Avrei gradito in un certo senso una seconda metà più breve e meno
diluita, così come una libertà d'approccio maggiore nel gameplay che ho visto solamente in rari casi.
Sono molto curioso di vedere il prossimo progetto di Naughty Dog ,potrebbe essere una nuova proprietà intellettuale oppure una parte 3 di The Last of Us, nel frattempo non posso non valutare l'opera come una delle più importanti tra i prodotti interni di PlayStation 4.
2)Horizon Zero Dawn (2017)
Horizon Zero Dawn lo ricorderò in questa generazione come uno dei migliori open world ed è stata una piacevole sorpresa, viste le poche aspettative che nutrivo per il titolo di Guerrilla.
La trama principale e il combat system con l'arco sono i due maggiori pregi della produzione.
Ciò
che rende Horizon originale è il combattimento contro le macchine
robotiche, in molti casi quando si pesca da una formula di open world
classica si finisce nel cadere nel dimenticatoio, ma non è questo il
caso di Horizon, che viene sostenuto da una trama principale molto interessante e un personaggio come Aloy destinato a diventare un'icona PlayStation.
Non
tutto è perfetto, sia le sezioni con gli umani e la
caratterizzazione di alcuni personaggi secondari potevano essere
migliori, tutti piccoli difetti che si perdonano a una nuova delle più interessanti proprietà intellettuali della generazione.

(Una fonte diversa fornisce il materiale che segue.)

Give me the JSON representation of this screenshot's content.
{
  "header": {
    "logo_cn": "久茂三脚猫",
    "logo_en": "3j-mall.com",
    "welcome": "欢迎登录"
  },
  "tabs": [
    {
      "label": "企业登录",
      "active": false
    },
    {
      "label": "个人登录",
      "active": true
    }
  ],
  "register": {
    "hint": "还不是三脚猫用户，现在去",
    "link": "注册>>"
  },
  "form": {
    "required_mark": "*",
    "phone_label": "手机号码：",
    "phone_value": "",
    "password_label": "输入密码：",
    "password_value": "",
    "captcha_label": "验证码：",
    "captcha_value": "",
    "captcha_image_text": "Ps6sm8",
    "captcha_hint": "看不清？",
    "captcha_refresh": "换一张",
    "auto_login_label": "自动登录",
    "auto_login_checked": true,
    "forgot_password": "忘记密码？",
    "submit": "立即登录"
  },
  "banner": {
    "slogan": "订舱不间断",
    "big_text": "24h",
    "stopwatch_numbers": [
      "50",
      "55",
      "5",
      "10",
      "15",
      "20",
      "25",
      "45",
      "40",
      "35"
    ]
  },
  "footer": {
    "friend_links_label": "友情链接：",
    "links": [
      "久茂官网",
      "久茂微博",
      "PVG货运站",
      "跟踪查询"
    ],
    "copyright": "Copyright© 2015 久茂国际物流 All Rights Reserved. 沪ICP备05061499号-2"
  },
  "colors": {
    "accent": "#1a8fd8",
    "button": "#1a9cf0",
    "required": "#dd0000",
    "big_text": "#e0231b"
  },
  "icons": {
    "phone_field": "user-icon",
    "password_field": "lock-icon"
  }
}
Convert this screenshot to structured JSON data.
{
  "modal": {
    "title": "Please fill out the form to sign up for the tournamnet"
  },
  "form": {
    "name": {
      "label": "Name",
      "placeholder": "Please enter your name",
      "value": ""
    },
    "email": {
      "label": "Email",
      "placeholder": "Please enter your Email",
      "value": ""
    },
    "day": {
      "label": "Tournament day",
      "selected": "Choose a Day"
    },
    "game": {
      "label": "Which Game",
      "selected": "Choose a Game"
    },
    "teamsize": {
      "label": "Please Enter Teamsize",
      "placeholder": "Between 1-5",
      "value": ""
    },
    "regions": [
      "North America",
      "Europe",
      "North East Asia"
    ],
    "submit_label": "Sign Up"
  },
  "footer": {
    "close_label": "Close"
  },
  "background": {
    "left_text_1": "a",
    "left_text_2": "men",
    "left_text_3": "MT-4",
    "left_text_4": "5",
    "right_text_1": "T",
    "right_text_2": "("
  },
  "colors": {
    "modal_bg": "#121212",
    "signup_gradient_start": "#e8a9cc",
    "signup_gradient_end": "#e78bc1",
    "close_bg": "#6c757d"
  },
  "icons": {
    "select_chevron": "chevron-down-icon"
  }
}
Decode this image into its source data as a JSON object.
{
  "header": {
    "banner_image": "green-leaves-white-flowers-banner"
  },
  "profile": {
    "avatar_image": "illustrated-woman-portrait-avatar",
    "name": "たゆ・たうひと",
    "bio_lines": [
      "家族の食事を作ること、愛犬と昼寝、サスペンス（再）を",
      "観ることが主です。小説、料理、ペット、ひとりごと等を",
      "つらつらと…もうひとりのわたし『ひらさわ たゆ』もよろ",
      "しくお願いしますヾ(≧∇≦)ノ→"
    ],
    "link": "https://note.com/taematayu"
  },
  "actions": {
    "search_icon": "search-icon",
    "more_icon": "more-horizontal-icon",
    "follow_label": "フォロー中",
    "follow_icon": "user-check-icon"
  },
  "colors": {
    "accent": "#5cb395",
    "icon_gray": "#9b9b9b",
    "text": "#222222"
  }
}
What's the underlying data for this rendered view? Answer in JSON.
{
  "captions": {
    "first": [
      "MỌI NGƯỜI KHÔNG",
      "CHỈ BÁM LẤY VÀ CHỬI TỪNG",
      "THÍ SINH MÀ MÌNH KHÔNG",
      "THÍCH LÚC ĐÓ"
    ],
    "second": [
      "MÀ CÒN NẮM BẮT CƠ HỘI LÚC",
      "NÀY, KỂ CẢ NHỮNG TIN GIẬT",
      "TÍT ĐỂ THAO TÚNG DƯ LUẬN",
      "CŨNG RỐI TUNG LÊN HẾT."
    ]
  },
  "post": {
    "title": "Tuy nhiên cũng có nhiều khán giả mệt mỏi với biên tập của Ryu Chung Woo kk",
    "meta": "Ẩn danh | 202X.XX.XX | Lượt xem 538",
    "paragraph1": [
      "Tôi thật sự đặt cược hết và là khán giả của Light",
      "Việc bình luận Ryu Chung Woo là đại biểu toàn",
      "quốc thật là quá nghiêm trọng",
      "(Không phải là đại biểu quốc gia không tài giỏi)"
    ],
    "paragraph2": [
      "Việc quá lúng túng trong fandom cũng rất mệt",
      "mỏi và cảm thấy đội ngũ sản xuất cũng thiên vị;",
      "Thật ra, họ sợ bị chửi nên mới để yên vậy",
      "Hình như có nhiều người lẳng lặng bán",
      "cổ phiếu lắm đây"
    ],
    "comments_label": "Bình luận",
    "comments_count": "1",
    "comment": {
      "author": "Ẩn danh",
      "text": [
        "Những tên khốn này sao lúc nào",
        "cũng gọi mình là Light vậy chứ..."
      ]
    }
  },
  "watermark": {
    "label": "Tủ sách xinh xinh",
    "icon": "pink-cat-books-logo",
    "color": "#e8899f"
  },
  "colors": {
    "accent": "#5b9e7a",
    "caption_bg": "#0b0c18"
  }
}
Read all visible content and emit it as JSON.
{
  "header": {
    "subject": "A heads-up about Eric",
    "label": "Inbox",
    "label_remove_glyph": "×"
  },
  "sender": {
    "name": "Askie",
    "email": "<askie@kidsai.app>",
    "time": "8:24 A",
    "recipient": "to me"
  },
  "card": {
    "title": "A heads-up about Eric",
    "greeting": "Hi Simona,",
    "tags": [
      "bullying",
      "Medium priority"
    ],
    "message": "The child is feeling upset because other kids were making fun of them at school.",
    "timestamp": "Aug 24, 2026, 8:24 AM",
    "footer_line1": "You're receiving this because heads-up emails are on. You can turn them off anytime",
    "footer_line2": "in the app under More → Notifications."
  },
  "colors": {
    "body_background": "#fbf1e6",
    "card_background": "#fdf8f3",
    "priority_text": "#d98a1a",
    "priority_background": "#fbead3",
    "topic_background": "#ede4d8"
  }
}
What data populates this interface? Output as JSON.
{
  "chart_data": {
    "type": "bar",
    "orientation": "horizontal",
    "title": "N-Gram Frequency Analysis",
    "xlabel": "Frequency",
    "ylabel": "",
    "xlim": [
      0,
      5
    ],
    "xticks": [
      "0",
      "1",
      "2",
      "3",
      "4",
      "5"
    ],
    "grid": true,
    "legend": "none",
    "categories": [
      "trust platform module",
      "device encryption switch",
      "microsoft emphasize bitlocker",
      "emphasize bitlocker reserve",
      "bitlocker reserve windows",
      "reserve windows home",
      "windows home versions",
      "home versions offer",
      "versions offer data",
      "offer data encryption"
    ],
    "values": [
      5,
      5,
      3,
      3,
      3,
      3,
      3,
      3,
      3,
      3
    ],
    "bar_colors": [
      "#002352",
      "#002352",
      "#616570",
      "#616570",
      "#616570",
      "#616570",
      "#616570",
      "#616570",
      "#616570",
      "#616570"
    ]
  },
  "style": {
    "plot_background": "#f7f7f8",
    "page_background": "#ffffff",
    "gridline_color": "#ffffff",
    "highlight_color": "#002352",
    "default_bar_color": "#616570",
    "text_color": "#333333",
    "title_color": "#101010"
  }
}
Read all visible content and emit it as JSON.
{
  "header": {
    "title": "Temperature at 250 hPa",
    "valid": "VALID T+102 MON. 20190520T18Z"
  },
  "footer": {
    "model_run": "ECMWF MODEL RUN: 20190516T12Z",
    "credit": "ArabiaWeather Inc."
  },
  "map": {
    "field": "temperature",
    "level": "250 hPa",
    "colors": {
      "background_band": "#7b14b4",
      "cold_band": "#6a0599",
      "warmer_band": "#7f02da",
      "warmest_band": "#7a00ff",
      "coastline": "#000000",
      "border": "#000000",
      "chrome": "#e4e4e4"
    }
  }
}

Il sequel di Horizon è finora uno dei trailer che mi fanno più ben sperare per la prossima generazione e uno dei titoli che terrò più d'occhio nella line-up di PlayStation 5.
1)Uncharted 4 (2016)
Uncharted 4 è l'esperienza definitiva nel suo genere, nulla in breve tempo potrà superare l'ultima avventura di Nathan Drake (per buona pace di Lara Croft).
Personalmente ritengo il quarto capitolo superiore anche al secondo capitolo, grazie a diverse novità integrate da Naughty Dog.
L'obiettivo di allargare la mappa senza mai perdere di vista la trama principale è uno degli aspetti più riusciti, la forza di Uncharted in queste sezioni è creare un mix solido tra platform e enigmi ambientali, non lasciando mai il giocatore in una sorta di walking simulator.
Inoltre lo shooting ha fatto passi da gigante se pensiamo ai precedenti capitoli, integrando anche il rampino che dona maggior verticalità all'azione e rende più imprevedibili anche i deathmatch nel multiplayer.
Durante l'avventura ci sono continui cambi di ambientazione che non creano mai quella sensazione di dejà-vu ed a differenza della trilogia non è più presente l'effetto sovrannaturale.
Una scelta ben precisa di Naughty Dog che ha deciso di rendere l'ultimo viaggio di Nate più umano, con una piccola influenza da The Last of Us ma senza mai perdere la propria identità.
Il rapporto tra i vari personaggi non è più solamente legato ad un tesoro perduto, ma ciò che spingerà ad andare avanti il protagonista è un motivo maggiore rispetto a qualsiasi tesoro mai ricercato.
"Sic Parvis Magna".
Completata
la top ten personale delle esclusive Sony, entro la fine dell'anno
pubblicherò una classifica delle dieci migliori esclusive Microsoft e i venti migliori giochi della generazione.